There are thousands of people creating visualizations daily. I'd like to focus some continuously on the graphics and ideas I've been sharing for the past 20 years in an effort to bring more people and resources to efforts that make mentor-rich school and non-school learning and youth development opportunities available to k-12 youth in every high poverty area of the country.

What do you think? Are your students doing this?


Wednesday, October 05, 2016

Building the Network. Who's Here. Who's Not Here?

Just read a post by Kevin Hodgson, a 6th grade teacher from Western Mass, who I have come to know over the past four years by my participation in the Connected Learning MOOC.

In his post Kevin included this Storify, showing a conversation from a Twitter Chat held in July 2016.



This type of conversation needs to be taking place in many sectors, including the youth development, tutoring, mentoring and non-school program sector. It needs to include volunteers, educators, youth (and alumni), parents, donors, evaluators, business partners and policy makers, not just program staff and leaders.

Where do you start?

In Kevin's article, and in the Twitter chat, we talked about what the organizers could do to expand participation.  In Tutor/Mentor Conferences I  organized from 1994-2015 we talked about what  programs can do to actively recruit volunteers.

However, I am focusing on turning this around. I became part of the #CLMOOC in 2013 after participating earlier in an Education Technology and Media MOOC, and a Deeper Learning MOOC. I found announcements for these as I followed my Twitter and social media feeds, and was curious enough to visit the web site, see what they were doing, and click the "join" button.

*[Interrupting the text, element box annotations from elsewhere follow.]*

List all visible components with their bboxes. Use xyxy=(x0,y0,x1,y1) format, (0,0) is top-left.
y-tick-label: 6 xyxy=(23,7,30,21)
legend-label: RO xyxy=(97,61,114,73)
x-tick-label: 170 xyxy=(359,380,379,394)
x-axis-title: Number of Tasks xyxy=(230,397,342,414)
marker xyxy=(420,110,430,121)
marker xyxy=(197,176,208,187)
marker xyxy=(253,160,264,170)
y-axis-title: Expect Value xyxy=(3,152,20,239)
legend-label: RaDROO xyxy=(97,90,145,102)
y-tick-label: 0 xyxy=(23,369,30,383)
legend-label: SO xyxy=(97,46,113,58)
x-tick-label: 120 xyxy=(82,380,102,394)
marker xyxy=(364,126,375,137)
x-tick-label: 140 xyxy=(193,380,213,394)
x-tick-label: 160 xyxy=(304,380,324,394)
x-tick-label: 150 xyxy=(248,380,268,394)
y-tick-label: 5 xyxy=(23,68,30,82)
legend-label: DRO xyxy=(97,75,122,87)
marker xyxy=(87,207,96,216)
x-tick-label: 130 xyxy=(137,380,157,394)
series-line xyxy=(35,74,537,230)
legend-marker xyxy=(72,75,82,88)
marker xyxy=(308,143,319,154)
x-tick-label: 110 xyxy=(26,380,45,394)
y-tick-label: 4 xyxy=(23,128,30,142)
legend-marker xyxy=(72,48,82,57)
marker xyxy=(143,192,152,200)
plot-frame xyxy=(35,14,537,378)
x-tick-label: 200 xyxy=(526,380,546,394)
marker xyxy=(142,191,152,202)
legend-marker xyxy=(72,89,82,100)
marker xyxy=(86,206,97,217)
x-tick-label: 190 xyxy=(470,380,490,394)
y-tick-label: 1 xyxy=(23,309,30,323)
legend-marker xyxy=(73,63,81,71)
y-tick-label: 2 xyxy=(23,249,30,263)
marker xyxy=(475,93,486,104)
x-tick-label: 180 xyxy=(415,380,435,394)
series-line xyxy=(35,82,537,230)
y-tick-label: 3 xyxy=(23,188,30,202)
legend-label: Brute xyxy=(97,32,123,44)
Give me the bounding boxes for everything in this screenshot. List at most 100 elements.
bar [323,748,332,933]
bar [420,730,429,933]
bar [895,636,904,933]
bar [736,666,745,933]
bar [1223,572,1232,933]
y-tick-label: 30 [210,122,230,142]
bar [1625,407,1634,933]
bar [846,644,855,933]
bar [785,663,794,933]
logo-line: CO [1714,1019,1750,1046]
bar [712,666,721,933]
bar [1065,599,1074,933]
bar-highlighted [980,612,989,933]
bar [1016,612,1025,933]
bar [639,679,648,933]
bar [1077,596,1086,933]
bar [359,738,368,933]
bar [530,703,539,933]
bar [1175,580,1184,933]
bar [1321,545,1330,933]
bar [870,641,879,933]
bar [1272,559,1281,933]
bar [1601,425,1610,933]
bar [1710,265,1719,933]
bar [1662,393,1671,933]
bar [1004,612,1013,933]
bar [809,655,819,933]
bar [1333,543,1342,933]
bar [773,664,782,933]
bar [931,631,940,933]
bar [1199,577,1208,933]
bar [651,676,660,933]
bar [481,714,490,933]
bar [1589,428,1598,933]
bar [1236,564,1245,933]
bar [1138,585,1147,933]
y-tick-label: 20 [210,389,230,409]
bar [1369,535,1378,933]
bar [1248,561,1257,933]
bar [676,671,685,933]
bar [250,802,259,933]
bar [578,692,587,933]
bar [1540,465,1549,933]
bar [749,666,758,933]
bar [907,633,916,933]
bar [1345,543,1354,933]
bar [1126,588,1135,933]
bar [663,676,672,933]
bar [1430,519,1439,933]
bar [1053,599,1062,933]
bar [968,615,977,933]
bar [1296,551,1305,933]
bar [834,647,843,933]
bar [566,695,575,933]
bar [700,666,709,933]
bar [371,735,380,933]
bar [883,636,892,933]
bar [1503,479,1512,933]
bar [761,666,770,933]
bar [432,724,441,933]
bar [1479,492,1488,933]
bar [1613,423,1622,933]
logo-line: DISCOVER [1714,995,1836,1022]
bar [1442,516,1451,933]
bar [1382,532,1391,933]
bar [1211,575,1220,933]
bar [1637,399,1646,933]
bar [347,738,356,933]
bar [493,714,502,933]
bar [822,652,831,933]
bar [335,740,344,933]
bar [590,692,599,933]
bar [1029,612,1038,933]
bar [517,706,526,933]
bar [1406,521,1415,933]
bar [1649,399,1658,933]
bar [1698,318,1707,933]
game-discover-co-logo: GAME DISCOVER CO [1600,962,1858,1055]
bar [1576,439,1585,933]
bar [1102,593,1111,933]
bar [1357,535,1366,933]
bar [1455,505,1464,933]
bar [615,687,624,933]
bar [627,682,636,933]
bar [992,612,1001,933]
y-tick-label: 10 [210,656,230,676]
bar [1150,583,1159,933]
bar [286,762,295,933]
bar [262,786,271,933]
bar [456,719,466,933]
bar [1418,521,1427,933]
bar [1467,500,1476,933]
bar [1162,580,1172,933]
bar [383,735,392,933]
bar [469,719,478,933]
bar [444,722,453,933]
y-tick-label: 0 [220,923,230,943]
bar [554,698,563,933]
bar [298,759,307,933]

From that point on, it was a matter of listening, commenting and building relationships.  Sheri Edwards, another educator, who I met in the #CLMOOC, posted this article, showing ways for people to get started in on-line learning networks.

She said "Everyone starts somewhere. Just start".

Thus, the group grows as members reach out to friends, or through their social media networks, and invite others to join in.

I created this graphic in the 1990s to show how volunteers involved in tutor/mentor programs could be inviting people they know to visit our web sites and get information and ideas that they could discuss in small groups of friends, co-workers, faith group members, etc.

Now these discussions can also be held in organized MOOCs, using Twitter chats, Google and Skype hangouts, Facebook, Google+ and many other types of platforms.

As that happens, maps can capture participation information and support analysis and discussions of "Who's here and Who's Missing."

As a result future maps will fill in with larger participation from more of the different groups who might contribute ideas, solutions, and even resources.